When I announced my departure from my last corporate management job, a friend game me a homemade version of a word game called “Buzzword Bingo.” The note that came with the game said, “We are worried that, away from the office, you might begin to speak English. Here is a game to help prevent that and keep you ready for the business world.”
The rules of “Buzzword Bingo” are simple: Players start with cards on which are written common (usually over-used) business terms, words people are likely to say in a meeting. Some examples: viral, open-source, incentivize, bleeding edge, killer, burn rate, ROI, braindump, visionary, 24/7, synergize, drill down, bubble up, fudge factor, bio-break, silo, and so on.

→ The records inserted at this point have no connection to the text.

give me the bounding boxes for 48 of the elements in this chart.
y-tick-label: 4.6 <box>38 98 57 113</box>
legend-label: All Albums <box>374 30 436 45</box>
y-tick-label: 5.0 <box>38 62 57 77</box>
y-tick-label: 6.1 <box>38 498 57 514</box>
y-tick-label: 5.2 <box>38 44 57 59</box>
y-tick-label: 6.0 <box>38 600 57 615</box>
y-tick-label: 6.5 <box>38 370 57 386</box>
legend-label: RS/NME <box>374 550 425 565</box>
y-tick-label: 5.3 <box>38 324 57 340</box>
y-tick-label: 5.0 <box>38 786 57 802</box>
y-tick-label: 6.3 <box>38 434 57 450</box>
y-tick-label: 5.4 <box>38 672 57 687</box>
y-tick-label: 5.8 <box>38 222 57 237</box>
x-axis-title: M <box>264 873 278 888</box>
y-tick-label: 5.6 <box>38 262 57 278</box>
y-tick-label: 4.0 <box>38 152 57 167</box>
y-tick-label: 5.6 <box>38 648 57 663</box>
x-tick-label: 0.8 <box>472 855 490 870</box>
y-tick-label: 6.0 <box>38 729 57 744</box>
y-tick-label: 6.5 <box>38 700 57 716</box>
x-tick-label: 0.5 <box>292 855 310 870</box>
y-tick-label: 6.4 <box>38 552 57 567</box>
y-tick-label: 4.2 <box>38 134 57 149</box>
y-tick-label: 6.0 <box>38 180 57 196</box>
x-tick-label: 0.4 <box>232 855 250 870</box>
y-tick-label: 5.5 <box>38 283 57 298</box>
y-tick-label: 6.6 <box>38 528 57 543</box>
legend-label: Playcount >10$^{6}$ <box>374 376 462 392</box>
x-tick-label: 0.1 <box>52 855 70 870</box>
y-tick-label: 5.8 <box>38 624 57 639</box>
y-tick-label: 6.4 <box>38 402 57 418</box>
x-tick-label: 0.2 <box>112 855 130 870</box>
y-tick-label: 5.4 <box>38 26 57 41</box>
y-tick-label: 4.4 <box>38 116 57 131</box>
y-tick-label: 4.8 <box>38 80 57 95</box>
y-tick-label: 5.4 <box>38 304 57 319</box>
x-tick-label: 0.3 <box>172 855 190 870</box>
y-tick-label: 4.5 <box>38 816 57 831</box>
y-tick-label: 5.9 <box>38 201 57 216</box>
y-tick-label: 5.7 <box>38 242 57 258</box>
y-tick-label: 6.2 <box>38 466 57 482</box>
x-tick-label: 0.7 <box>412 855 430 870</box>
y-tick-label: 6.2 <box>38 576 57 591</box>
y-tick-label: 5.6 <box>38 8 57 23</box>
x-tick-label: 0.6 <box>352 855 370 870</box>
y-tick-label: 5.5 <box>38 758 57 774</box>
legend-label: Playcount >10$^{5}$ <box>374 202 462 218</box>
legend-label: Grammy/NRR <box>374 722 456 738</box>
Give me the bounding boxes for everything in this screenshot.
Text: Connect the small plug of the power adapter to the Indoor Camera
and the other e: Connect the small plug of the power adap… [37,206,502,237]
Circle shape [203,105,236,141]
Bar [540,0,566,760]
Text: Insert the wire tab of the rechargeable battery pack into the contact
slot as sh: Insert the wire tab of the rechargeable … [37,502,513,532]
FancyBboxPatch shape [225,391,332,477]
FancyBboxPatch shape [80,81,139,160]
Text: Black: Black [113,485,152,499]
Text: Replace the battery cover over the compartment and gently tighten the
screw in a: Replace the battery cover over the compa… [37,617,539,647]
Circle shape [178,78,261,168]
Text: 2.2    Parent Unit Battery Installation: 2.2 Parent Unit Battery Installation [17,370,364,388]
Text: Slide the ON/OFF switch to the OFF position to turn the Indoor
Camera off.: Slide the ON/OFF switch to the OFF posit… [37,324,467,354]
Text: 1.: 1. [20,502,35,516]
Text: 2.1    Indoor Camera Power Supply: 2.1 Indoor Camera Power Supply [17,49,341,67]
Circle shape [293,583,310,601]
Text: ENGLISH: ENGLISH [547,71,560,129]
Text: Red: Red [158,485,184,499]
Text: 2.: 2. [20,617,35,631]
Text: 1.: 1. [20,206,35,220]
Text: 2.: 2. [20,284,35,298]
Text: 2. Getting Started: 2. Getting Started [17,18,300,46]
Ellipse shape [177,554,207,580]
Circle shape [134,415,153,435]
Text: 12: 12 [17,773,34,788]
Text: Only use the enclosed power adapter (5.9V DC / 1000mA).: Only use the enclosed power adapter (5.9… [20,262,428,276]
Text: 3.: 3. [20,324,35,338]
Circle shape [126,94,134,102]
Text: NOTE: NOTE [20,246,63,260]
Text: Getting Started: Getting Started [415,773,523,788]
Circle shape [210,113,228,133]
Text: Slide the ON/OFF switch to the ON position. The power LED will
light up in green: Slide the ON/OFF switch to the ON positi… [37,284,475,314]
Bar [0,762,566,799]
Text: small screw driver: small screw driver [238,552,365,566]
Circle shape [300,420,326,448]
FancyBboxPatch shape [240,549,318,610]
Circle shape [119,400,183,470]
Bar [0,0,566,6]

In addition to the cards, players have markers, little discs that look like Tiddly Winks (if you remember those). Every time someone in a meeting says any of the words on the card, the player covers that word with a Tiddly Wink. The first person to cover an entire row wins. The idea is that it won’t take long before some under-inspired discussion re-cycles these tired words often enough for someone to call “Bingo!”
Although I’ve never actually played it, I did take it to my boss’s staff meeting right after I received it. I handed out the cards and Tiddly Winks to everyone but the boss. They all had a good laugh, and so did the boss, but his smile faded when it appeared to him we were actually intent on playing and, with some of his remaining good humor, he collected the cards and returned them to me.
Buzzword Bingo is a meaningful jab at an important business problem: Anemic language is the hallmark of business communication. Although business didn’t invent “boilerplate” language (journalism did), business writing has made extensive use of trite, tedious prose. Reading most business writing is a deadening experience, which is especially too bad considering that much of it is important, interesting content. It’d be more interesting if we weren’t re-reading canned phrasing we’ve trudged through many times before, if we weren’t “drilling down” while we hope to “synergize” to maximize “ROI” and “incentivize” our “employee base.”
If you can see the trees in this under-enchanted forest, business people need you to lead them back to the dictionary, to help them infuse their communication with something fresh, to revitalize the language that’s describing breakthroughs, controversies, inventions, disclosures, agreements and other important business matters.